The waivers have been issued in the last several weeks as part of a broader strategic effort to stave off threats by some health insurers to abandon markets, drop out of the business altogether or refuse to sell certain policies.
The administration’s health care law was so bad that about 30 insurers, employers and union plans have been granted these waivers. The waivers are band aids-they last for a year. This just goes to show that a massive law, passed largely unread, is not going to work for the majority of American businesses.

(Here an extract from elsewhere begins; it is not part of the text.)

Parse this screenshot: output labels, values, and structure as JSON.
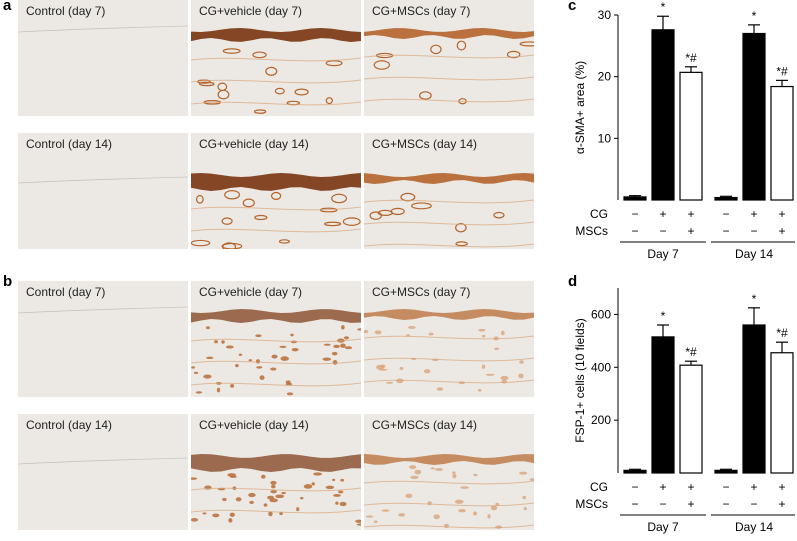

But there is another problem-the Queen Kathleen problem. The Weekly Standard explains:
The bigger question is just how problematic it is that HHS secretary Kathleen Sebelius can more or less unilaterally decide to whom the law applies and to whom it doesn’t – and when, where, and under what circumstances. The Obama administration was supposed to be “post-partisan.” Now, in the post-Obamacare world of politicized health care, the administration – with the help of lobbyists – can pick favorites and thus largely determine the winners and losers – even after a law has been passed. No wonder most Americans support repeal.